Thomas Kneubühler

(Québec, Canada)

Thomas Kneubühler

Continuing his exploration of the growing obsession with notions of private property in North America, Thomas Kneubühler’s Access Denied (2007) presents a series of portraits of security guards. Shot in the workplace, the portraits of uniformed men cast an anonymous gaze on closely watched and controlled areas usually off-limits to the public. Presented on the exterior of buildings, in an urban context, the images occupy restricted zones between the private and the public.

Locations of the works :
Esso Gas Station, 700 Avenue Atwater
Parisian Laundry, 3550 St-Antoine West
Savanna, 4032 Notre-Dame West
Le Black Jack Resto-Bar, 3814 Notre-Dame West La Maison des Jeunes, 3643 Notre-Dame West

Thomas Kneubüler
Born in Solothurn, Swiss, in 1963
Lives and works in Montréal, Canada

Thomas Kneubühler’s recent photographic series,which reflect what happens beyond the frame of the picture, question the relationship between technology and society.
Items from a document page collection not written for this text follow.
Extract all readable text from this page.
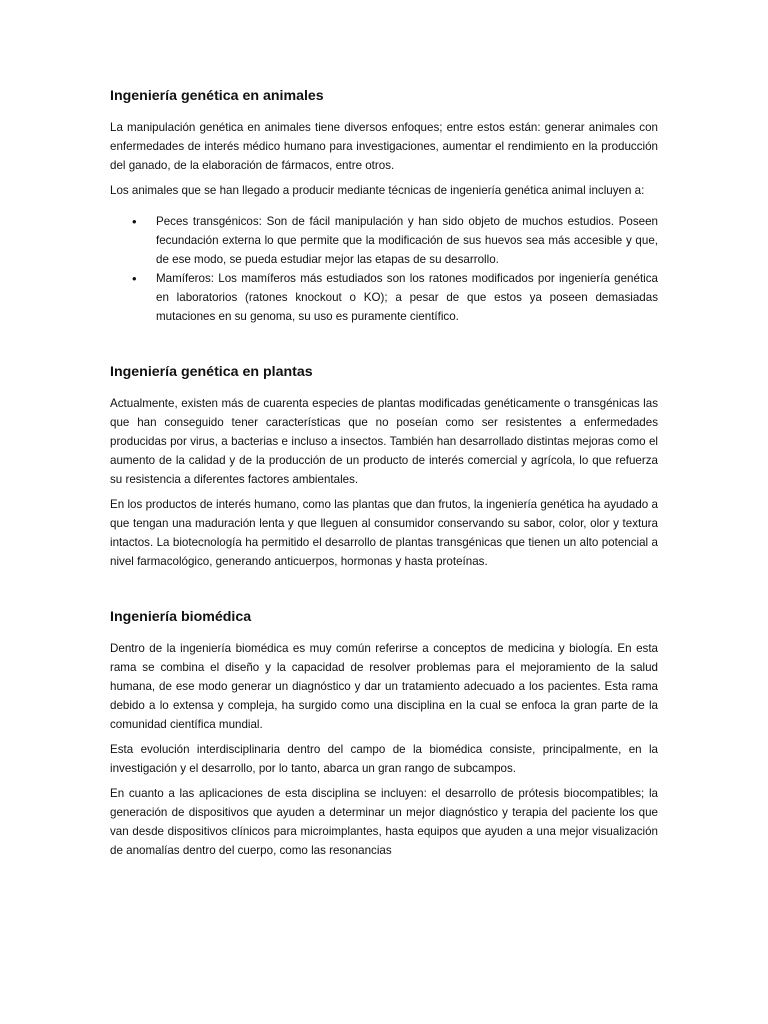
Ingeniería genética en animales

La manipulación genética en animales tiene diversos enfoques; entre estos están: generar animales con enfermedades de interés médico humano para investigaciones, aumentar el rendimiento en la producción del ganado, de la elaboración de fármacos, entre otros.

Los animales que se han llegado a producir mediante técnicas de ingeniería genética animal incluyen a:

• Peces transgénicos: Son de fácil manipulación y han sido objeto de muchos estudios. Poseen fecundación externa lo que permite que la modificación de sus huevos sea más accesible y que, de ese modo, se pueda estudiar mejor las etapas de su desarrollo.
• Mamíferos: Los mamíferos más estudiados son los ratones modificados por ingeniería genética en laboratorios (ratones knockout o KO); a pesar de que estos ya poseen demasiadas mutaciones en su genoma, su uso es puramente científico.
Ingeniería genética en plantas

Actualmente, existen más de cuarenta especies de plantas modificadas genéticamente o transgénicas las que han conseguido tener características que no poseían como ser resistentes a enfermedades producidas por virus, a bacterias e incluso a insectos. También han desarrollado distintas mejoras como el aumento de la calidad y de la producción de un producto de interés comercial y agrícola, lo que refuerza su resistencia a diferentes factores ambientales.

En los productos de interés humano, como las plantas que dan frutos, la ingeniería genética ha ayudado a que tengan una maduración lenta y que lleguen al consumidor conservando su sabor, color, olor y textura intactos. La biotecnología ha permitido el desarrollo de plantas transgénicas que tienen un alto potencial a nivel farmacológico, generando anticuerpos, hormonas y hasta proteínas.

Ingeniería biomédica

Dentro de la ingeniería biomédica es muy común referirse a conceptos de medicina y biología. En esta rama se combina el diseño y la capacidad de resolver problemas para el mejoramiento de la salud humana, de ese modo generar un diagnóstico y dar un tratamiento adecuado a los pacientes. Esta rama debido a lo extensa y compleja, ha surgido como una disciplina en la cual se enfoca la gran parte de la comunidad científica mundial.

Esta evolución interdisciplinaria dentro del campo de la biomédica consiste, principalmente, en la investigación y el desarrollo, por lo tanto, abarca un gran rango de subcampos.

En cuanto a las aplicaciones de esta disciplina se incluyen: el desarrollo de prótesis biocompatibles; la generación de dispositivos que ayuden a determinar un mejor diagnóstico y terapia del paciente los que van desde dispositivos clínicos para microimplantes, hasta equipos que ayuden a una mejor visualización de anomalías dentro del cuerpo, como las resonancias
In Absence (2001), the artist explores how the virtual is manifested in the eyes of young people absorbed in a computer screen without images. In Zones (2002), he reveals the artificial and antiseptic nature of airports, territories under heightened surveillance, in unadorned photographs of deserted corridors, ceilings and wrapped meal trays that evoke the world of prisons. Office 2000 (2004) presents large-format images of the standardized, bland facades of office buildings in Montreal.Taken at night, the photographs show deserted interiors through a multitude of windows that allow us visual access, in the process highlighting numerous narrative possibilities. With Private Property (2006), Kneubühler lifts the veil on anonymous tightly controlled and monitored industrial sites in the city, access to which is forbidden to the public. His nocturnal images show barriers, screens, and surveillance cameras on private property where human presence is reduced to security guards.This series explores the borders between public and private, the accessible and the forbidden, as well as the restrictions imposed on individual freedom by institutionalauthority. At the same time it exposes the growing anxieties felt in North American society concerning the security of private property.